France-Irak
Actualité
Mossoul, comme Carthage, sera-t-elle
détruite ?
Gilles Munier
Chasse aux
lions dans la région de Ninive (fresque
assyrienne)
Vendredi 5 août 2016
Si vous
avez aimé les batailles d’Alep, Homs,
Tikrit, Sinjar, Ramadi, Falloujah… vous
adorerez celle de Mossoul.
Face à 10 à 15 000
djihadistes de l’Etat islamique
qui ont eu deux ans pour organiser leur
défense, la coalition anti-Daech
aligne 50 000 soldats gouvernementaux,
20 000 peshmerga, une force d’environ 10
000 miliciens comprenant des Turkmènes
et des Assyriens, et Hashd al-Watani,
des volontaires de tribus sunnites
locales commandés par Atheel Nujaifi ,
ancien gouverneur de la province de
Ninive, réfugié au Kurdistan.
« Cibler »
aussi les troupes américaines…
A cette
impressionnante coalition militaire, il
faut ajouter les milices chiites d’Hashd
al-Shaabi, fortes de plusieurs
milliers de combattants soutenus par
l’Iran.
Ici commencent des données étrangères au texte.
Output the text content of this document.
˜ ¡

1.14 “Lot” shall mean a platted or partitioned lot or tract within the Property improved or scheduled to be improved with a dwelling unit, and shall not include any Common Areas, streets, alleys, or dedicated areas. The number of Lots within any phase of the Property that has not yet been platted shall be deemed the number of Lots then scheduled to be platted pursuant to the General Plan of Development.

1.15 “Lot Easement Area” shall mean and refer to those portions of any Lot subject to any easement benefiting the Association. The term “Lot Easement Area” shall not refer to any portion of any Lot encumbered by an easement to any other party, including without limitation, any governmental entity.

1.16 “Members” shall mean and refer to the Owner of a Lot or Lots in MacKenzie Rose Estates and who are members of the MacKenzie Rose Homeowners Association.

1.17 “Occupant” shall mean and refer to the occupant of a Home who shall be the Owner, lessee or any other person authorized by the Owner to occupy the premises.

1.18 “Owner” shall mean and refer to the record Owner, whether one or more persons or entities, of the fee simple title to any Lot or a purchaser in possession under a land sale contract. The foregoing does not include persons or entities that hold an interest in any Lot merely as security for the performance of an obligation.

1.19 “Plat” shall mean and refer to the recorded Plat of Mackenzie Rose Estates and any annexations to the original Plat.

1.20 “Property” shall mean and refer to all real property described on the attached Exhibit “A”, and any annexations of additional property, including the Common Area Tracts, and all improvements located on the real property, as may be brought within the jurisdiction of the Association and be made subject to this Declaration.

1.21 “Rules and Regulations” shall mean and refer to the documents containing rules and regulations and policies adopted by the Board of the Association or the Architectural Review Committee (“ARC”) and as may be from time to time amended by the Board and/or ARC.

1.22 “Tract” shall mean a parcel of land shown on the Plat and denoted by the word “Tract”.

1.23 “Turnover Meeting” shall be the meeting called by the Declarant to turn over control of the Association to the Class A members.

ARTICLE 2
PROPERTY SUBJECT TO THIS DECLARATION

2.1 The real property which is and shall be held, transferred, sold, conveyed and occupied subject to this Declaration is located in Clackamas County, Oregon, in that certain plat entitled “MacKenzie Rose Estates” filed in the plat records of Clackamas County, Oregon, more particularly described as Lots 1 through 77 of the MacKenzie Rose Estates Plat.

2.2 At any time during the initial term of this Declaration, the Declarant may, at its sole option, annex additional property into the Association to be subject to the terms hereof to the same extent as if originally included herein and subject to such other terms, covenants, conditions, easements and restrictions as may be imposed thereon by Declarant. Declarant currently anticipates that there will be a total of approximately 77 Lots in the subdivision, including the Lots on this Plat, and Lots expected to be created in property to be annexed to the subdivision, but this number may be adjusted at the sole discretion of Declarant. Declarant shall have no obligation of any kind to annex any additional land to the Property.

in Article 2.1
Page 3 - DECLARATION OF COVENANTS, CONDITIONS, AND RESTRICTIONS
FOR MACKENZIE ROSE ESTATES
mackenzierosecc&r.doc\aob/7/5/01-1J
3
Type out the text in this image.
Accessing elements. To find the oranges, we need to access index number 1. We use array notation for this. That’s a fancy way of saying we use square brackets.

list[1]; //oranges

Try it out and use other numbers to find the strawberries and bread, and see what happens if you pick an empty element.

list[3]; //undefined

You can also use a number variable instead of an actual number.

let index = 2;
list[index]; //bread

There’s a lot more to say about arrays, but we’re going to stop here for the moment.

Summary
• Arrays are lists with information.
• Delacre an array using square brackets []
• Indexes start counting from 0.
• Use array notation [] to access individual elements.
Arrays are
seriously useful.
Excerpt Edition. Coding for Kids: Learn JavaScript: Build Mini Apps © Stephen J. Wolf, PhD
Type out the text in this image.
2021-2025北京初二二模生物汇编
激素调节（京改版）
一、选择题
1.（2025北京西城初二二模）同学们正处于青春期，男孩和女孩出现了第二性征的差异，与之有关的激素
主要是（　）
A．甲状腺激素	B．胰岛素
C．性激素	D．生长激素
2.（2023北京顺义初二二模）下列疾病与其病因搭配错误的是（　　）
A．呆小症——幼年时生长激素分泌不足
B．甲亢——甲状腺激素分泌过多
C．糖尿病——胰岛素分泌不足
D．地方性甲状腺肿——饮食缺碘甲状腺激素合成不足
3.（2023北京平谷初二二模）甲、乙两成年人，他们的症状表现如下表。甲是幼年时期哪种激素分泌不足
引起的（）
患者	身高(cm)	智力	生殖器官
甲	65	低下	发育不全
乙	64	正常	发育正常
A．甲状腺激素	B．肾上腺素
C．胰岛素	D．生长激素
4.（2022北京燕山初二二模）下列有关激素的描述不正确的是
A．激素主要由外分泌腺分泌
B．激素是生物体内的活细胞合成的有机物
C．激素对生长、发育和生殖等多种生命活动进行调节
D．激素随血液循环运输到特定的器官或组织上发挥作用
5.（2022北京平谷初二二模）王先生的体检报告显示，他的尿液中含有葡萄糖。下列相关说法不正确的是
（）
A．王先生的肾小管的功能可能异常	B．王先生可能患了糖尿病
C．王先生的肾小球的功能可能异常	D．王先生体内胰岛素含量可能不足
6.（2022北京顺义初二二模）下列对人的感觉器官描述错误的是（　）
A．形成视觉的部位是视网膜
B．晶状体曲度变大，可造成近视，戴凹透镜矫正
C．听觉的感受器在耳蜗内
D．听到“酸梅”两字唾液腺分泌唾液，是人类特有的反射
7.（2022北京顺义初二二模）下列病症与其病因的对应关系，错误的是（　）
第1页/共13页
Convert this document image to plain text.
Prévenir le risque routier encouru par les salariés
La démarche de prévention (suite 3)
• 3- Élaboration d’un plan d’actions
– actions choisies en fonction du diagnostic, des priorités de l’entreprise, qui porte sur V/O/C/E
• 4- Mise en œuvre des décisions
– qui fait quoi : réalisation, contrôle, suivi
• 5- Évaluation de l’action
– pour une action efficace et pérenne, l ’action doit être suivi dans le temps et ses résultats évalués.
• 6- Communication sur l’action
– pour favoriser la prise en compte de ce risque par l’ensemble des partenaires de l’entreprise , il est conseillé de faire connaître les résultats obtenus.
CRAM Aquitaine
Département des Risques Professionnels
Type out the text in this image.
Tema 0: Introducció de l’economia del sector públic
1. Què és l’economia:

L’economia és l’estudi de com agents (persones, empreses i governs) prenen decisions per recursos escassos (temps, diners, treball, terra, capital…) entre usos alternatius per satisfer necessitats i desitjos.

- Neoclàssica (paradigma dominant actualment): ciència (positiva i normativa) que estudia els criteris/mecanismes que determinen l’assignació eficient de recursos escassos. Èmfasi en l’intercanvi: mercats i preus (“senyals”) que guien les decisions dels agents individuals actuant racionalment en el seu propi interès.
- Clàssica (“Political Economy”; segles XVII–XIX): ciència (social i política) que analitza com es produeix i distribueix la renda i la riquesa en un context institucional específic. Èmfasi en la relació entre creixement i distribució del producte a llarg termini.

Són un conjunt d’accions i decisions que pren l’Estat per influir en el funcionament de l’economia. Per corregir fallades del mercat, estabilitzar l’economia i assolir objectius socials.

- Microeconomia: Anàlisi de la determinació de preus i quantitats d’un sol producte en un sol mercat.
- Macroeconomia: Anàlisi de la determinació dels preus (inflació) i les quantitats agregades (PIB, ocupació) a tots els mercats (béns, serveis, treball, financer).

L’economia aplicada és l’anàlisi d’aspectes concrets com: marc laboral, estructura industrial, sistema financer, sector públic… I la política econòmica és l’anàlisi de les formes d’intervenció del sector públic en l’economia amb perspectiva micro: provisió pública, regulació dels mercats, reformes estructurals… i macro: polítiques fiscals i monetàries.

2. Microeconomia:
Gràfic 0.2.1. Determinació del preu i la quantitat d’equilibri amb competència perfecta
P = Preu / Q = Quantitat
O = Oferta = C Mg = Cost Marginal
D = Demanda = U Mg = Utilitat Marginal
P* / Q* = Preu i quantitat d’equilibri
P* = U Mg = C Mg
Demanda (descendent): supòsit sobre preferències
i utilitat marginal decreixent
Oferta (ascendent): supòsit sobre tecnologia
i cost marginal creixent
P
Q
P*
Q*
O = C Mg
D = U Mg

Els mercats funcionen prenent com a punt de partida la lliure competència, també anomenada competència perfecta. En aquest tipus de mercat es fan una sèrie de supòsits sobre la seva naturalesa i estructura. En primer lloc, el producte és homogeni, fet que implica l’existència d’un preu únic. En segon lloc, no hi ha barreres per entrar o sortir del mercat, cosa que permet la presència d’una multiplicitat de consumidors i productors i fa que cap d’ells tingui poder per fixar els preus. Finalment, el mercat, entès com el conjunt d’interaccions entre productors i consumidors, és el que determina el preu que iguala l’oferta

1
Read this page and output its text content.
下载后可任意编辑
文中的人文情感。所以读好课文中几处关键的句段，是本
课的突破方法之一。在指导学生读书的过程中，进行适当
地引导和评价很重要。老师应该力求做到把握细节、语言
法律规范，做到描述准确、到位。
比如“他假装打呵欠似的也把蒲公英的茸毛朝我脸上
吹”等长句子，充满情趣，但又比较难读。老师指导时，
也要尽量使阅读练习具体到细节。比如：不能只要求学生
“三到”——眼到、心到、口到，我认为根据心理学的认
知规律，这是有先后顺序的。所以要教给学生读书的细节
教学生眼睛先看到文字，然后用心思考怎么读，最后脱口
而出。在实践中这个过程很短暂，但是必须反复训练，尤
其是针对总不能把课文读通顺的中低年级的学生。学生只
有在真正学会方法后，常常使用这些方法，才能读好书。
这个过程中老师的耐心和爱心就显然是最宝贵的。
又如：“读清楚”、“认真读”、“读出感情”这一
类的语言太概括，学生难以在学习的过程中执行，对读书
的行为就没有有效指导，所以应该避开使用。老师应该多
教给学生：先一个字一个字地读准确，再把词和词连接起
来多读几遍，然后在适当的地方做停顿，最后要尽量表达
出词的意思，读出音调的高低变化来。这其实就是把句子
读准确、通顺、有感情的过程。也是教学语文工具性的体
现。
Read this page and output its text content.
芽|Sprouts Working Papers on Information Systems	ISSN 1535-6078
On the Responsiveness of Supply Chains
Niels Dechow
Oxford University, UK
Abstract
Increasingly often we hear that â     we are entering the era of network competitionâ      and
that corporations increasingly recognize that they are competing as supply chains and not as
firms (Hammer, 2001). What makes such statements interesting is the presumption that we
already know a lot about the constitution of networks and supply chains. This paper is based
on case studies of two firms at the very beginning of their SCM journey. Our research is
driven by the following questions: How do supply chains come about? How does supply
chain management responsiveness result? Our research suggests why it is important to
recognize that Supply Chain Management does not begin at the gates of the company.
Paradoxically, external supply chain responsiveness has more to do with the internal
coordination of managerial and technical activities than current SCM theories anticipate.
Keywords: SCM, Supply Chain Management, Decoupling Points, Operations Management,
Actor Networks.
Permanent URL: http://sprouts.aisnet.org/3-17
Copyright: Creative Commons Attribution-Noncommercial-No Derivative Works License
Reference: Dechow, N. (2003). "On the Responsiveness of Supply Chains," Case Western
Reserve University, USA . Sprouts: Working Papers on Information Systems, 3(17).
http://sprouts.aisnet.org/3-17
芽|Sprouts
Leur chef, Hadi al-Amiri, vient
de déclarer qu’elles
participeront à l’offensive.
Saraya al-Salam,
les Brigades de la paix de
Moqtada al-Sadr ne seront pas en reste,
mais marqueront leur différence : le
leader religieux a ordonné à ses hommes
de « cibler » également les
troupes américaines présentes dans la
région (environ 4 600 « conseillers
militaires », sans compter les forces
spéciales et les
« contractors »)…
Près de 100 000
soldats vont donc se lancer à l’assaut
de Mossoul, un nombre équivalent à celui
des troupes gouvernementales qui se sont
débandées, en juin 2014, lors de
l’entrée des djihadistes dans la ville.
On sait maintenant qu’ils étaient 106
0000, du moins sur les fiches de paye…
Le 1er aout dernier, Khalid al-Obeidi,
ministre irakien de la Défense
(sunnite), les a tous
licenciés , ce qui va exacerber
un peu plus les tensions au sein de la
communauté chiite.
«
Libération »
ou nouvelle
« occupation »
?
On se souvient que
la population de Mossoul avait accueilli
les djihadistes en libérateurs,
ne faisant pas la différence entre ceux
appartenant à Daech et à l’Armée
des hommes de la Naqshbandiyya,
proche du parti Baas clandestin d’Izzat
Ibrahim al-Douri. Pour les mossouliotes,
l’important était d’être débarrassé des
forces gouvernementales qui se
comportaient en occupants et en
racketteurs. A l’époque, il était encore
question de proclamer un
Gouvernements provisoire de la
République irakienne. Mais,
Daech a pris le dessus et
imposé sa loi, sans partage.
Un exode massif
En mars, le compte
à rebours a commencé. Des avions
irakiens ont largué
des millions de tracts sur la
province d’Al-Anbar pour prévenir la
population que l’heure de la «
libération » était proche. Le «
Commandement militaire opérationnel de
la région de Ninive » a diffusé un
prospectus comportant
19 directives conseillant aux
habitants de Mossoul et de ses environs
de stocker de l’eau et de la nourriture,
d’avoir un éclairage de secours,
d’éviter de circuler en automobile, et
d’écouter les radios des forces
gouvernementales plutôt que celles de
« l’ennemi ».
L’annonce faite par
le Pentagone que
des B-52 surnommés « Big Ugly Fat
Fella' » (BUFF)
- pour «
Gros Salaud Gras et Moche » -
participeront aux bombardements dits
ciblés n’a évidemment rassuré personne.
On estime à 1 million le nombre
d’habitants résidant encore à Mossoul.
Comment réagiront-ils à l’entrée des
troupes de la coalition dans leur ville
? Certainement pas en leur offrant des
fleurs. L’exode des populations de la
région de Ninive est déjà important. Le
Jour J, il sera massif.
L’issue des combats
ne fait aucun doute : Mossoul sera
reconquise, mais à quel prix et pour
quoi faire ensuite ? Aucun projet
sérieux de réconciliation n’est proposé
par les assaillants. Ce qui est sûr,
c’est que la bataille ne signera pas la
disparition de l’Etat islamique.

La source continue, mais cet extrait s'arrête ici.